Fraying ties? Networks, territory and transformation in the UK oil sector
In the context of climate change, shifting global demands for oil and gas, and the urgent push for a low-carbon transition, the UK oil and gas industry stands at a critical juncture. As Co-Investigator on this ESRC-funded interdisciplinary project (ES/S011080/1), Dr Weszkalnys has examined the complex issue of how to phase down oil and gas production in a just and equitable way. This research, in collaboration with Prof. Gavin Bridge (Durham University), underscores the pressing need to rethink the role of the UK oil and gas regulator and raises profound questions about the future of the North Sea and its capacity to sustain collective well-being.
A complementary strand of this research, in collaboration with Dr William Otchere-Darko (Newcastle University), interrogates Aberdeen’s ambition to redefine itself from a European hub for the oil and gas industry to a post-carbon city.
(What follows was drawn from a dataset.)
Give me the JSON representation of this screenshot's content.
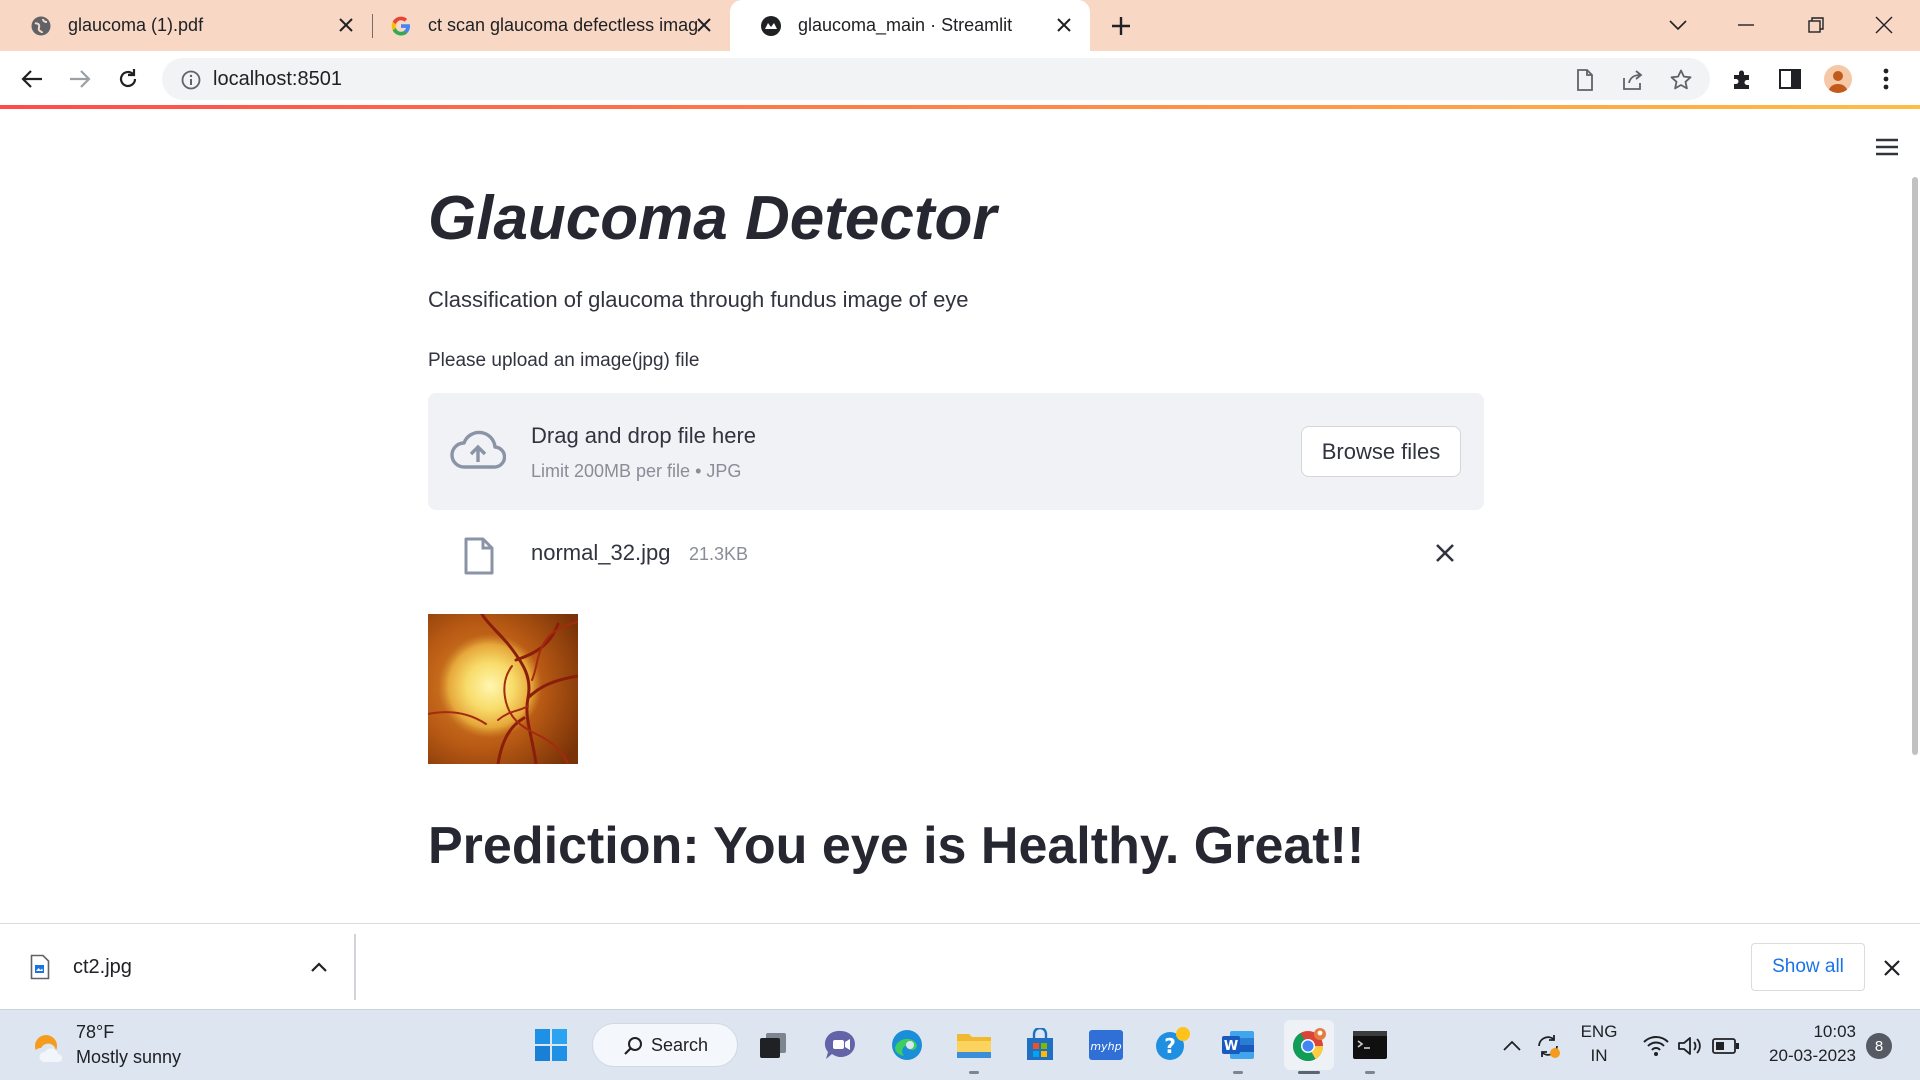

Focusing on the contested development of St. Fittick’s Park—an important biodiversity space on Aberdeen’s southern edge—this research highlights the complexities of energy transition. The proposal to transform part of the park into an ‘Energy Transition Zone’ reveals tensions between ecological preservation, community well-being, and corporate-driven narratives of progress. The research challenges assumptions of inevitability and commonality often underlying energy transition efforts. Instead, it sheds light on the fraught temporalities, epistemic inequities, and power dynamics shaping such projects. By foregrounding the perspectives of local campaigners, it explores alternative approaches that prioritize care, equity, and justice, offering a fresh perspective on how energy transitions might be reimagined for the public good.
The results of these specific studies and the larger research project are discussed in the 4-part podcast series Tides of Transformation.
Living with Energy Transition
Living with Energy Transition is a creative collaboration between anthropologist Gisa Weszkalnys, artist Maja Zećo, curator Rachel Grant, and urbanist William Otchere-Darko. Through soundwalks led by Maja Zećo, the project encouraged forms of attentive listening and explored how sound travels through, occupies, and encloses space, focusing on St. Fittick’s Park, an important biodiversity space on the southern edge of Aberdeen, now partially earmarked for development as an ‘Energy Transition Zone’. Participants engaged in an ‘undisciplined’ intervention walking, generating, and absorbing sound to reimagine the park—and sound—as a matter of social and political importance.